The Aerobic Aromatization And Difluorination Of Arene Via Visible-Light Photoredox Catalysis

Visible-light photoredox catalysis, which shows excellent functional group tolerance, high chemical selectivities and typical features of green chemistry, has been provided to be a new and powerful tool for promoting chemical transformations. Especially, the organocatalytic aerobic oxidation and directed functionalization of arenes and heteroarenes via visible-light photoredox catalysis greatly meet the increasing demand for green and sustainable chemistry. In this thesis, several new visible-light driven photocatalytic systems aimed to green and sustainable chemistry were developed and applied to aerobic oxidation and difluorination. The results were obtained as following:1. Visible-light driven aerobic oxidation of various phenolic imines, dihydropyrimidines and dihydropyridines have been achieved with good to excellent yields under irradiation of 3 W blue LEDs light by using 1 mol% organic dye TBA-eosin Y as photocatalyst and molecular oxygen as oxidant. Mechanistic studies indicate addition of a base significantly contributes to the electron transfer from substrates to the excited TBA-eosinY, and thereby suppressing the side reaction of singlet oxygen and results in a highly chemoselective oxidation.2. The directed difluoroacetamidation and difluoromethylenephosphonation of unactivated arenes and heteroarenes with commercially available bromodifluoro-acetamides and diethyl bromodifluoromethyl phosphonate via visible-light photoredox catalysis has been efficiently achieved at room temperature.
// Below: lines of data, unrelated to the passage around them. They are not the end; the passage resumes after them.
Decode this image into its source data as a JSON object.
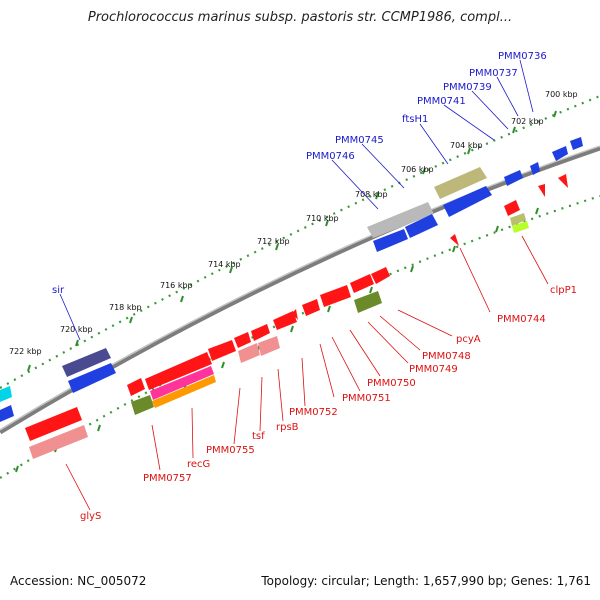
{
  "title": "Prochlorococcus marinus subsp. pastoris str. CCMP1986, compl...",
  "footer": {
    "accession": "Accession: NC_005072",
    "topology": "Topology: circular; Length: 1,657,990 bp; Genes: 1,761"
  },
  "colors": {
    "backbone": "#8a8a8a",
    "tick": "#2f8f2f",
    "forward_label": "#1a1acc",
    "reverse_label": "#dd1111"
  },
  "scale_labels": [
    "700 kbp",
    "702 kbp",
    "704 kbp",
    "706 kbp",
    "708 kbp",
    "710 kbp",
    "712 kbp",
    "714 kbp",
    "716 kbp",
    "718 kbp",
    "720 kbp",
    "722 kbp"
  ],
  "forward_labels": [
    "PMM0736",
    "PMM0737",
    "PMM0739",
    "PMM0741",
    "ftsH1",
    "PMM0745",
    "PMM0746",
    "sir"
  ],
  "reverse_labels": [
    "clpP1",
    "PMM0744",
    "pcyA",
    "PMM0748",
    "PMM0749",
    "PMM0750",
    "PMM0751",
    "PMM0752",
    "rpsB",
    "tsf",
    "PMM0755",
    "recG",
    "PMM0757",
    "glyS"
  ]
}
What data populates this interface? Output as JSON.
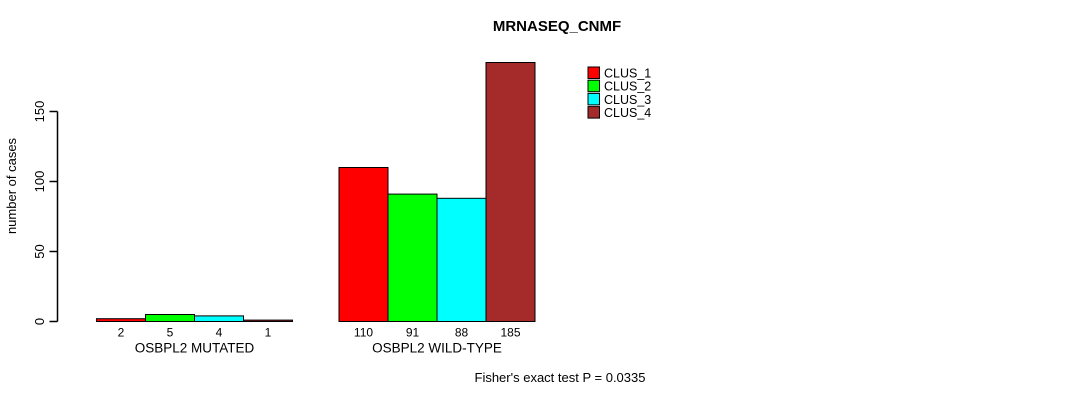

Using fac-Ir(ppy)3 as a photosensitizer and a 3W blue LED as a light source, an array of aromatic compounds containing difluoroacetamides difluoromethylenephosphonates were prepared directly from the corresponding arenes and heteroarenes in excellent to moderate yields. Additionally, the reaction mechanism was studied by photoluminescence quenching, spin-trapping, and kinetic isotope effect experiments. The results show that the addition of a difluoromethyl radical to the aromatic ring is responsible for the a successful photocatalytic difluoromethylation.